Checklist to Buying a Second-Hand Phone

Checklist to Buying a Second-Hand Phone 1

In recent years, buying a used phone has become increasingly popular. Even though it comes with a slightly lower price, it can have its fair share of wear and tear, as well as a lack of warranty coverage. However, with the proper knowledge, you may be able to obtain a high-end device while staying within a reasonable budget. So, here’s what you need to know to score a good deal:

Operating System

Choosing a budget phone from many options can be daunting, but in the end, it all boils down to two options- Android or iOS. If you enjoy tinkering with your phone and customising it to your heart’s delight, you might want to consider Android. But, if you prefer a straightforward operating system with regular software updates, iOS is the one for you.

Carrier Compatibility

When purchasing a used phone, one of the most important aspects is whether the device will work with your preferred carrier. The simplest way to accomplish this is to check if a service provider has unlocked the phone. If a cell phone is labelled carrier A, but you have a carrier B SIM card instead, know that future complications may arise. The bottom line is, make sure you’ve done extensive research before buying.

Know When to Buy

If you’re aiming for the latest smartphoneswhile maximising your savings, then the best time to buy one is right after its successor arrives. This is when early adopters leave their old phones in favour of the newest and fanciest model. While the dates for specific phone releases vary from year to year, the smartphone calendar is fairly consistent.

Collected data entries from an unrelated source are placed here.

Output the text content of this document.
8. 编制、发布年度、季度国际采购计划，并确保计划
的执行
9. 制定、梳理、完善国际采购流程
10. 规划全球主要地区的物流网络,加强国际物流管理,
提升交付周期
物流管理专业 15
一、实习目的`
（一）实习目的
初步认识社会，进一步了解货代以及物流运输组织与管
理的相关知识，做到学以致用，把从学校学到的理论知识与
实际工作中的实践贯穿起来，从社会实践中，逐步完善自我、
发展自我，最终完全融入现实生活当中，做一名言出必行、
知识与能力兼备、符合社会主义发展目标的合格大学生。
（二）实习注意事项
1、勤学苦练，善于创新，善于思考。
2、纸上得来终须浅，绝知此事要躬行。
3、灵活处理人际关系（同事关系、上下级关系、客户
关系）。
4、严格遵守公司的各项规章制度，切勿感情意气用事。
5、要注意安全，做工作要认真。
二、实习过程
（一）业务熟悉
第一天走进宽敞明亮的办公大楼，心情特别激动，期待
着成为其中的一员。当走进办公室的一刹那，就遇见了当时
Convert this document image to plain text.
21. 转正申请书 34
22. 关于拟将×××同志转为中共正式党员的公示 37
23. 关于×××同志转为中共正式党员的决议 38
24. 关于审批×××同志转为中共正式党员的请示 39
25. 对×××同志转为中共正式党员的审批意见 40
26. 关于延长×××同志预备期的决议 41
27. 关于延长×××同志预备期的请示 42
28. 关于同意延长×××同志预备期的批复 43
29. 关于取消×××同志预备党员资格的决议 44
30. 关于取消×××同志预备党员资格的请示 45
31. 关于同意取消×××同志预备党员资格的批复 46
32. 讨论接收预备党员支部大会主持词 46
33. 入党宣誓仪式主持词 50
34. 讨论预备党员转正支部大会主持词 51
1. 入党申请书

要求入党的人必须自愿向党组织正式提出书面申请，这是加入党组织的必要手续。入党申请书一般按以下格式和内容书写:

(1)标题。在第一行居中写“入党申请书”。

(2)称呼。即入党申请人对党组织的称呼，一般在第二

Popular Android manufacturers such as HTC, LG and the Samsung Galaxy line are typically released in the spring. At the same time, the stylus-centric Galaxy Note, Google’s Pixel and Apple will roll out their latest model sometime in the fall. If you can time your purchase to coincide with the release of the new models, then best believe you’ll get a good bargain.

Know Your Rights

If your phone is not what you expected it to be, you may be entitled to a refund. Return policies are typically 14 to 30 days in length. If you’re purchasing a phone from Carousell, Shopee, eBay, or another online retailer, familiarise yourself with the return policy. Some platforms establish a solid return-and-refund policy, whereas others rely heavily on the integrity and honesty of the seller- meaning that the seller can refuse a refund at any given time.

It is also vital to note that some websites accept PayPal payments, so buyers are protected by the company’s 180-day money-back guarantee. Just make sure to notice the last day of the return and exercise the option if need be.

Battery Life

There is nothing worse than a battery jumping from 50% to 0% in seconds. A phone that has been used for over a year or more will not have the same battery life as one that has only been used for a few months. Keep in mind that lithium-ion batteries lose a small amount of capacity each day, so in 2 years, they are likely to have only 70% of the battery capacity. You can either equip yourself with a power bank in case of emergency or buy a replacement battery.

Be on the Look-Out for Fake Phones

Today’s market is rife with a vast amount of replicas and are sometimes difficult to distinguish. But don’t worry, all phone’s internal stickers contain IMEI numbers and model numbers, so you might want to check the authenticity online. However, bear in mind that sometimes fraudsters will replace these stickers with counterfeited ones.

You can execute the following checks to ensure that your seller is not defrauding you. First, check the phone’s ‘Settings’ menu for the model number and other hardware specifications to ensure its legitimacy. Then, you can compare the model number with the sticker attached on the phone’s battery. If the numbers are the same, then you’re good to go.


Even as you engage in all the elaborated checklist above, make sure to also be on the lookout for other minor problems. For example, faulty charging ports can cause more damage than you think. So, don’t be surprised if your charging connection is a bit iffy. Also, make certain that the buttons are free of flaws. After a while, key elements like the volume and home buttons can lose their crisp feel and completely cease to work.

Yes, buying a second-hand phone can be a bit of a minefield. But at this point, it is worth casting an eye over the checklist if you don’t want your money to be washed down the drain. Just don’t forget to do your research, and you’ll be a wise buyer.